Fundraising intelligence professionals don’t have the advantage of that foundational degree – there’s no DFI, unfortunately. We have to learn our trade from others and then keep going to conferences and webinars and seminars to keep up on trends, resources, tools, and methods, not to mention international data protection regulations (that nearly every mid-to-large size nonprofit is going to be responsible for adhering to starting in May¸ just as a reminder).
The amount you need to know always surprises non-practitioners
Any vice president (or supervisor of a fundraising intelligence person or team) I know who has attended an Apra International or chapter conference has remarked to me that the experience was an eye-opener. That they had no idea of everything that’s involved in our work. That it’s “lots more than just Google!”
Prospect research is not just Googling. If someone is just Googling, then they’re not doing prospect research. They’re just Googling.
And if the only tool someone has to do their work is Google, then they may do their very best but you’re still getting the end product you paid for. It’s like being frustrated with Forever21 because their clothes aren’t the same quality as LL Bean.
Major gift fundraising is expensive
The aggregated cost of prospect research is expensive. But everything to do with professionalized major gift fundraising is expensive (until you begin to factor in the return on investment).
Continuing education for prospect research is just part of the cost of doing major gifts work. Just as plane tickets, and gas, and restaurant tabs, hotel bills, CASE dues, and AFP conferences are part of the cost of doing major gifts, so too are conferences and LexisNexis and iWave and Foundation Directory and Ancestry.
Innovation, best practice, or even above-average competence only come when a person is trained to do the job. And just like in medicine, the methods, tools, and resources we use in fundraising intelligence change every day.
Also, fundraising research may be expensive, but studies show that it really pays off. The recent 2017 Major Gifts Fundraising Benchmark Study funded by MarketSmart, sponsored by the Association of Fundraising Counsel, and researched by Melissa S. Brown & Associates shows that consistent use of prospect research to identify major gift prospects helps organizations meet major gift fundraising goals 84% of the time. Teaching people how to do it well just makes sense for the bottom line.
Prospect development supervisors: continuing education will help you retain staff
Have you noticed that there is an increase in the number of really interesting job postings for people in fundraising intelligence lately? No? Well, there are. Including telecommuting jobs. If you want to hold onto a great team member – and pay raises aren’t in your budget – sending them to a conference or seminar is a great way to show them that they are valued.

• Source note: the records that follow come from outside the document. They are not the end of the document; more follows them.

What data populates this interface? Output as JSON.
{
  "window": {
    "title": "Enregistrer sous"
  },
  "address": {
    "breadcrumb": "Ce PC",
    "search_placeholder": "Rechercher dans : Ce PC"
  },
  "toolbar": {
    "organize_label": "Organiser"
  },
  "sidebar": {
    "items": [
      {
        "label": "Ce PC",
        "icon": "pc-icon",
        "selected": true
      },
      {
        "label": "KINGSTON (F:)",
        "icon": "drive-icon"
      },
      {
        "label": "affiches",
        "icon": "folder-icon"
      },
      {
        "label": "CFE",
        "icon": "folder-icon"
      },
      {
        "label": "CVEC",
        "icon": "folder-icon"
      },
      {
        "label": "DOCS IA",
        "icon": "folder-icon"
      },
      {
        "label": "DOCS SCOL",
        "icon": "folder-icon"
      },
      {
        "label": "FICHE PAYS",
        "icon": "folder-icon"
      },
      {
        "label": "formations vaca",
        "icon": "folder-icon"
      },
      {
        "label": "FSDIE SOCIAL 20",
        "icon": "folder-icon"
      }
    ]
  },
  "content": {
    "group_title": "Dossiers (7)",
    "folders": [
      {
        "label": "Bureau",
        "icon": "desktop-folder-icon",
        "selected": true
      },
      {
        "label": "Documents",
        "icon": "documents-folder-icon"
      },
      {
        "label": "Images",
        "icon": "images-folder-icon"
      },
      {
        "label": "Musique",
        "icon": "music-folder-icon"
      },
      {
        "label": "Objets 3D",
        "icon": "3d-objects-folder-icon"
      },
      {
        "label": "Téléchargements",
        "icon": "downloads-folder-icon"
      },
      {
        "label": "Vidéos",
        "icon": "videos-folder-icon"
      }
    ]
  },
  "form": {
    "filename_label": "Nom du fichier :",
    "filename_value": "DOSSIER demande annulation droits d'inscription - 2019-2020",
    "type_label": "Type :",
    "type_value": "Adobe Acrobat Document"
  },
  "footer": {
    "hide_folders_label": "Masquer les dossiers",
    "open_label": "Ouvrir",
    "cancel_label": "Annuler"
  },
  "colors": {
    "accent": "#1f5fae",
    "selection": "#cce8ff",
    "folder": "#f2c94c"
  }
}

And if it’s not in the budget this year, proactively going to bat for a staff member so that the money is in the budget for next year is another good way to gain their loyalty and increase job satisfaction.
Prospect research pros: I have four charges for you:
- If you are in a position where continuing education is valued, it’s incumbent on you to actively participate in the learning process when you are at a conference.
- Prove the value of the conference and benefit your colleagues-in-arms by bringing back the innovations that you’ve learned and applying them.
- Lift all boats: By applying what you’ve learned and sharing the value of continuing education where you work, you could help a prospect development brother or sister across town. How? When a frontline colleague leaves your organization to become a chief development officer at another nonprofit, their new head of research won’t have to justify why s/he needs continuing education.
- It’s also your responsibility to teach what you know to others. You don’t have to stand in front of a classroom of people to do that, either. There are all kinds of ways to share your knowledge. Writing blog posts, Medium articles, or Apra Connections articles, or doing a podcast, or sitting down for a one-on-one with an intern – it all counts.
The entire HBG team is going to be at the Apra conference this summer. We look forward to seeing you there.